Numerical Integration for Sampling

For generating samples, we use a Runge-Kutta 4th order method (RK4) to numerically solve the ODE:

$$\frac{dx}{dt} = v_t(x)$$

This gives us more accurate trajectories than simple Euler integration:

def sample(self, n_samples, device='cuda', steps=100):
    x = torch.randn(n_samples, self.data_dim, device=device)  # Initial noise
    dt = 1.0 / steps
    
    # Better time discretization
    ts = torch.linspace(0, 1, steps, device=device)
    
    for i in range(steps):
        t = ts[i].expand(n_samples)
        velocity = self.get_velocity(x, t)
        
        # RK4 integration
        k1 = velocity
        k2 = self.get_velocity(x + 0.5 * dt * k1, t + 0.5 * dt)
        k3 = self.get_velocity(x + 0.5 * dt * k2, t + 0.5 * dt)
        k4 = self.get_velocity(x + dt * k3, t + dt)
        
        x = x + (dt / 6.0) * (k1 + 2 * k2 + 2 * k3 + k4)

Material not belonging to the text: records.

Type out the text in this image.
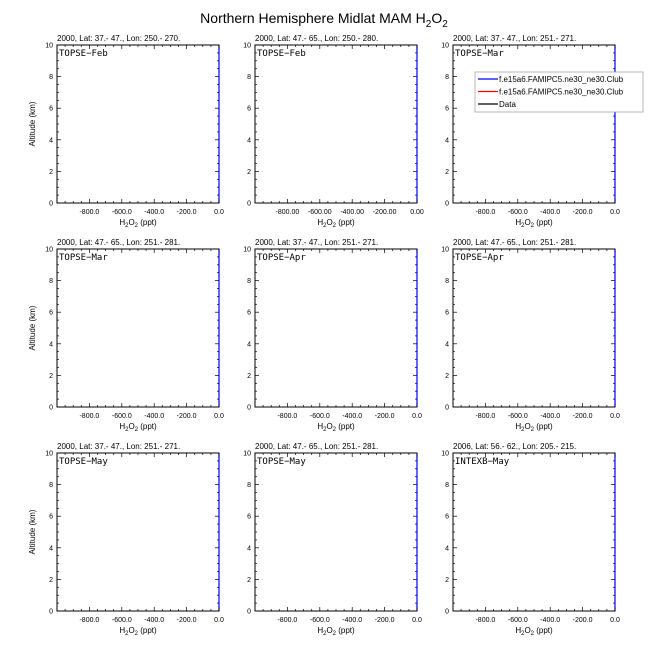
Northern Hemisphere Midlat MAM $H_2O_2$
2000, Lat: 37.- 47., Lon: 250.- 270.
0
2
4
6
8
10
-800.0 -600.0 -400.0 -200.0	0.0
$H_2O_2$ (ppt)
Altitude (km)
TOPSE−Feb
2000, Lat: 47.- 65., Lon: 250.- 280.
0
2
4
6
8
10
-800.00 -600.00 -400.00 -200.00 0.00
$H_2O_2$ (ppt)
TOPSE−Feb
2000, Lat: 37.- 47., Lon: 251.- 271.
0
2
4
6
8
10
-800.0 -600.0 -400.0 -200.0	0.0
$H_2O_2$ (ppt)
TOPSE−Mar
f.e15a6.FAMIPC5.ne30_ne30.Club
f.e15a6.FAMIPC5.ne30_ne30.Club
Data
2000, Lat: 47.- 65., Lon: 251.- 281.
0
2
4
6
8
10
-800.0 -600.0 -400.0 -200.0	0.0
$H_2O_2$ (ppt)
Altitude (km)
TOPSE−Mar
2000, Lat: 37.- 47., Lon: 251.- 271.
0
2
4
6
8
10
-800.0 -600.0 -400.0 -200.0	0.0
$H_2O_2$ (ppt)
TOPSE−Apr
2000, Lat: 47.- 65., Lon: 251.- 281.
0
2
4
6
8
10
-800.0 -600.0 -400.0 -200.0	0.0
$H_2O_2$ (ppt)
TOPSE−Apr
2000, Lat: 37.- 47., Lon: 251.- 271.
0
2
4
6
8
10
-800.0 -600.0 -400.0 -200.0	0.0
$H_2O_2$ (ppt)
Altitude (km)
TOPSE−May
2000, Lat: 47.- 65., Lon: 251.- 281.
0
2
4
6
8
10
-800.0 -600.0 -400.0 -200.0	0.0
$H_2O_2$ (ppt)
TOPSE−May
2006, Lat: 56.- 62., Lon: 205.- 215.
0
2
4
6
8
10
-800.0 -600.0 -400.0 -200.0	0.0
$H_2O_2$ (ppt)
INTEXB−May
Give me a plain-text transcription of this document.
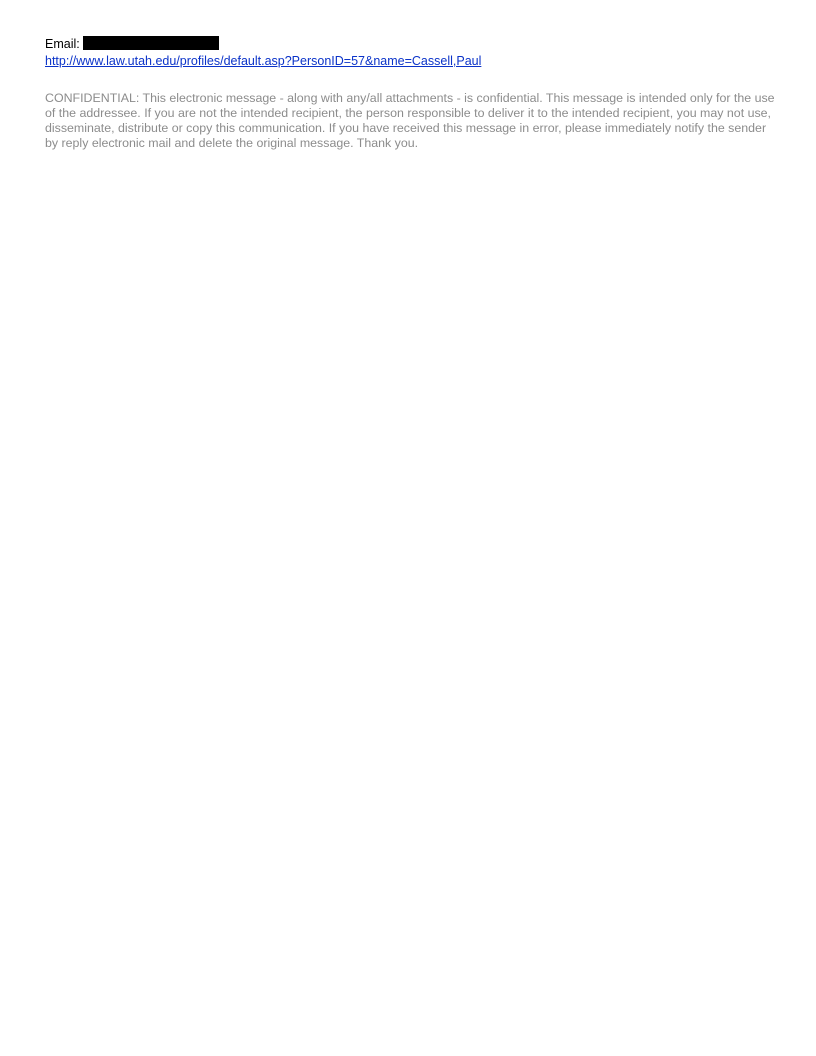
Email:
http://www.law.utah.edu/profiles/default.asp?PersonID=57&name=Cassell,Paul
CONFIDENTIAL: This electronic message - along with any/all attachments - is confidential. This message is intended only for the use of the addressee. If you are not the intended recipient, the person responsible to deliver it to the intended recipient, you may not use, disseminate, distribute or copy this communication. If you have received this message in error, please immediately notify the sender by reply electronic mail and delete the original message. Thank you.
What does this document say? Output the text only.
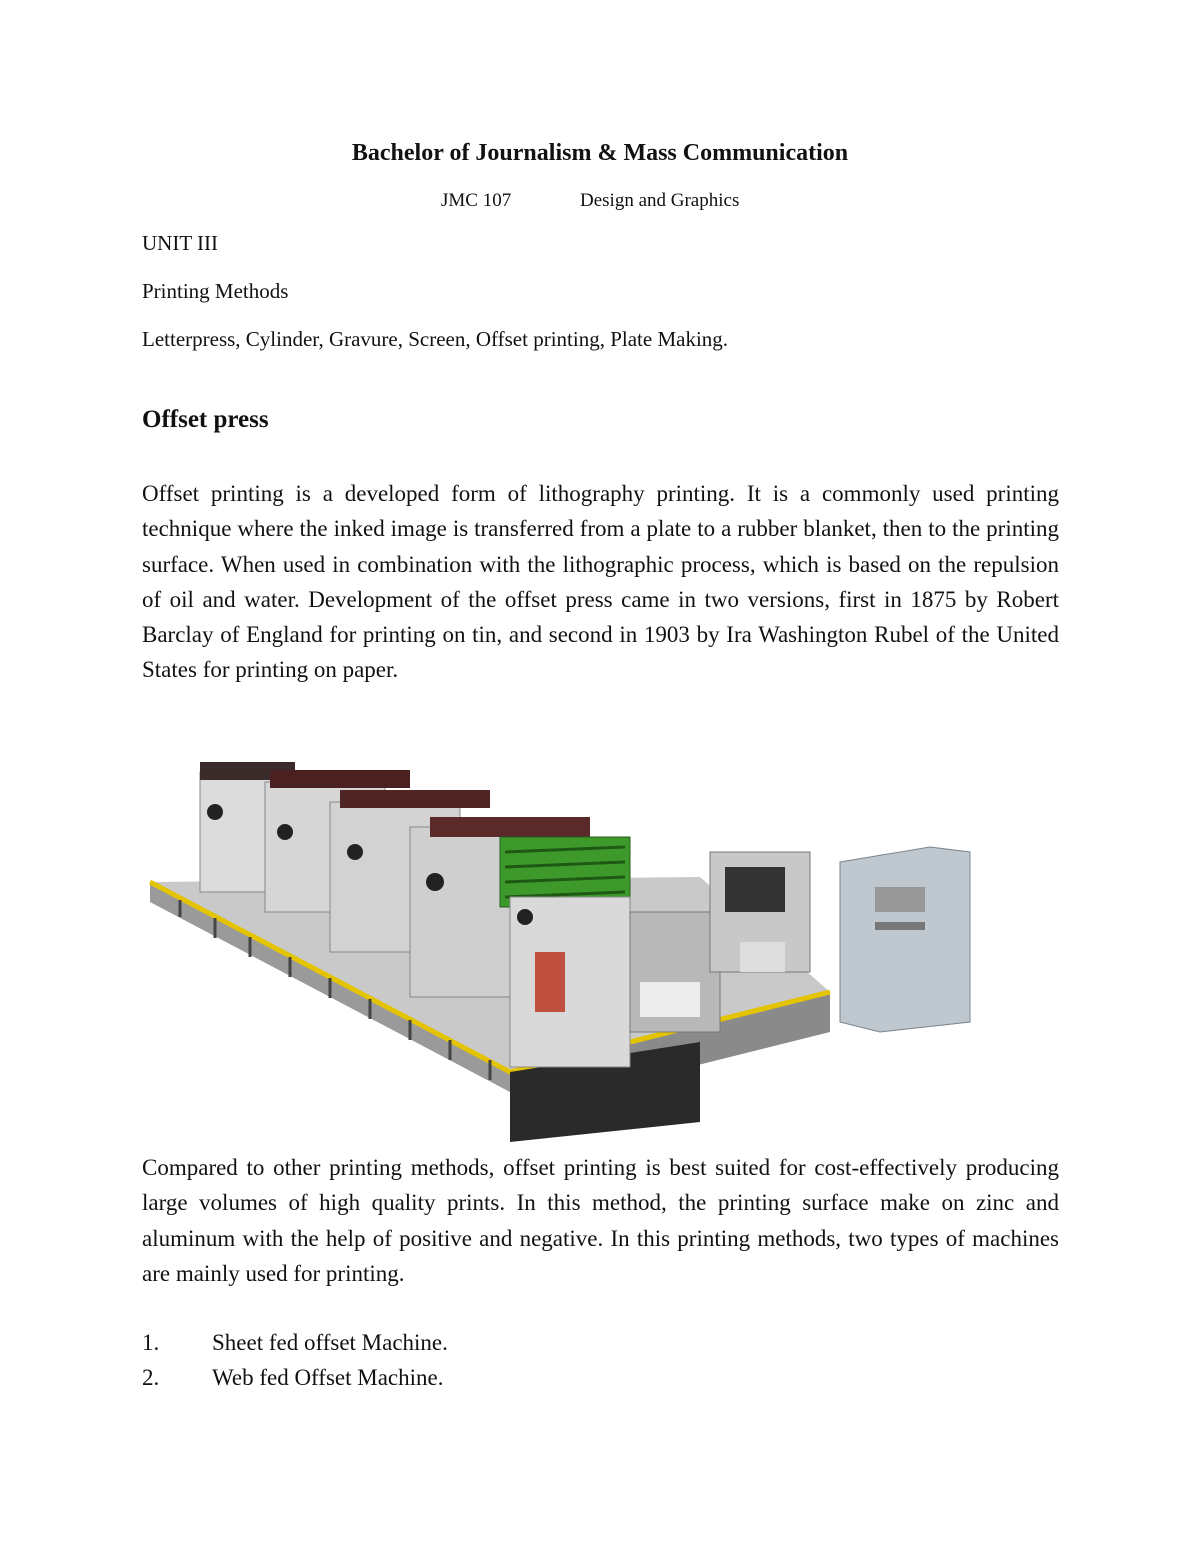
Bachelor of Journalism & Mass Communication
JMC 107	Design and Graphics
UNIT III
Printing Methods
Letterpress, Cylinder, Gravure, Screen, Offset printing, Plate Making.
Offset press

Offset printing is a developed form of lithography printing. It is a commonly used printing technique where the inked image is transferred from a plate to a rubber blanket, then to the printing surface. When used in combination with the lithographic process, which is based on the repulsion of oil and water. Development of the offset press came in two versions, first in 1875 by Robert Barclay of England for printing on tin, and second in 1903 by Ira Washington Rubel of the United States for printing on paper.

Compared to other printing methods, offset printing is best suited for cost-effectively producing large volumes of high quality prints. In this method, the printing surface make on zinc and aluminum with the help of positive and negative. In this printing methods, two types of machines are mainly used for printing.

1. Sheet fed offset Machine.
2. Web fed Offset Machine.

Optimizing the Training Process

In our implementation, several techniques ensure stable training:

AdamW optimizer with weight decay and learning rate scheduling
Gradient clipping to prevent exploding gradients
Regularization to encourage smoother vector fields
Data normalization to work with a well-behaved distribution

The Spiral Example

Our specific example transforms Gaussian noise into a 2D spiral distribution. The spiral demonstrates the model’s ability to learn complex, non-linear transformations. By visualizing the generated samples alongside the target distribution, we can see how flow matching gradually learns to guide random points along spiral trajectories.

Conclusion

Flow matching offers a continuous and elegant approach to generative modeling. By learning a velocity field rather than direct transformations, it creates smooth paths between distributions. This continuity can lead to more stable training and better-quality samples.

The key advantages of flow matching include:

Continuous transformation of distributions via vector fields
Simple loss function based on matching velocities
Stable training compared to adversarial approaches
Explicit density evaluation (though not implemented in our example)
Interpretable paths between source and target distributions

Flow matching represents an exciting direction in generative modeling that combines the theoretical elegance of continuous normalizing flows with the practical stability of modern deep learning techniques.

Note: This implementation is a simplified version of flow matching for educational purposes. For production applications, you might want to explore more advanced techniques like rectified flows or diffusion models.